Adeodatus was born in Rome, son of Jovinian. As a young man, he joined the order of St. Benedict, referred to as the Black monks, due to the color of their habits. He became a monk of the Roman cloister of St. Erasmus on Caelian Hill. He remained a monk and a priest and was not elevated to the cardinalate. His past work with monks made him appreciate their work; he chose many monks for important offices.
When Adeodatus was elected, permission was quickly granted by the emperor and the new pope was installed April 11, 672. He was already known for his generosity, especially to the poor and pilgrims. Following that view of life, Adeodatus increased the allowance for the clergy. He gave Venice the right to choose their own doge. He arranged repairs on the Church of St. Peter, not the basilica, and the Church of St. Erasmus at the monastery. He recognized the Abbey of St. Martin of Tours as being exempt from episcopal authorities. However, he made it clear that he was not going to get into the arguments and politics of the Monothelite heresy.
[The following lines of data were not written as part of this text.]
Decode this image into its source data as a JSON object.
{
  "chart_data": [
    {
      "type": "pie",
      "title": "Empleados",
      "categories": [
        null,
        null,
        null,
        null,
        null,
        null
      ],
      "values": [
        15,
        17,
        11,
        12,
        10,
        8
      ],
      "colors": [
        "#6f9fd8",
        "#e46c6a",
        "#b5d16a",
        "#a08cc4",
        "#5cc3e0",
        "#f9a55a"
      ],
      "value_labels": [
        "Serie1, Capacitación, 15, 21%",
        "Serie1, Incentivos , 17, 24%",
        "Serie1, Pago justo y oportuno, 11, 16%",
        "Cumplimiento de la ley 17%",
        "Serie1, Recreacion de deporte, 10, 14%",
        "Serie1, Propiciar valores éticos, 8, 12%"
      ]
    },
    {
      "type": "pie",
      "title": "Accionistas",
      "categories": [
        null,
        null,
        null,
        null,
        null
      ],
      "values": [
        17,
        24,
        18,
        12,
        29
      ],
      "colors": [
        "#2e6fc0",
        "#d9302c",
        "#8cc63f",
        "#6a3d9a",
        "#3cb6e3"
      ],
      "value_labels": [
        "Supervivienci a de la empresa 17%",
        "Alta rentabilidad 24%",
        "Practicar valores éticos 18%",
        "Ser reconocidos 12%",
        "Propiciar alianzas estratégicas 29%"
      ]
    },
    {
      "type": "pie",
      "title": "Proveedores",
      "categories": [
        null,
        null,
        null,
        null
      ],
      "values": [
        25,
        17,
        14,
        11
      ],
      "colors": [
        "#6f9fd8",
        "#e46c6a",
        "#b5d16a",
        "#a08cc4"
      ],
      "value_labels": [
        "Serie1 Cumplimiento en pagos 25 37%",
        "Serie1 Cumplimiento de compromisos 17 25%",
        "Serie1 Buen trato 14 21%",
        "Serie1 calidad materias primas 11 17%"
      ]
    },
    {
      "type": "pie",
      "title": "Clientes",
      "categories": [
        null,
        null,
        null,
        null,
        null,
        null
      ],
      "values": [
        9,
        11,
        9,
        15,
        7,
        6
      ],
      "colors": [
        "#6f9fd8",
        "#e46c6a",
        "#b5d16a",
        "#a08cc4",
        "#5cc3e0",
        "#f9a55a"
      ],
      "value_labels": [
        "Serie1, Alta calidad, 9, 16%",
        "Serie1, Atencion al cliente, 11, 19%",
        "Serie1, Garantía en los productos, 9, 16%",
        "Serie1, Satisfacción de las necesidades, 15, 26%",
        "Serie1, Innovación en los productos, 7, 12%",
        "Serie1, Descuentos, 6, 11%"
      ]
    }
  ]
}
While Adeodatus took a breather from politics and heresies, the Muslims renewed their siege against the Byzantine Empire. In 673, the Emperor’s fleet sailed to Egypt in an attempt to destroy the Arab fleet before it could sail into the Aegean. The main fleet was missed as it had already at Rhodes. But the Byzantine navy did win a battle off the coast of Egypt.
The next year, the Arab fleet sailed up Hellespont to land at Thrace and launched a siege against the capital of Constantinople. There was a land blockade. That is when the Christian Syrian engineer, Callinicus, invented “Greek fire”, a naphta-like substance. With it, he defected to the Empire and fitted the fleet with cannons which could fire this.
In 675, the Arab blockade of Constantinople continued, getting more reinforcements from Syria. At this point, the Monothelite Patriarch Constantine, newly appointed, sent a profession of his faith to the pope. Adeodatus read it and found it unacceptable. When news came that he had rejected the patriarch’s document, the pope’s name was taken off all imperial documents. But that was as far as he went in addressing the continuing problem
The following year, Constantinople was still blockaded by the Arabs. Pope Adeodatus, an old man when elected, died of natural causes on June 17. News got into the besieged city, somehow, that the old pope had died and the new pope had been elected. Word was received from Constantinople in only two months that the emperor had given his permission for the new pope to ascend the chair of Peter.
Emperor Constantine IV ultimately defeated the Muslims in 678.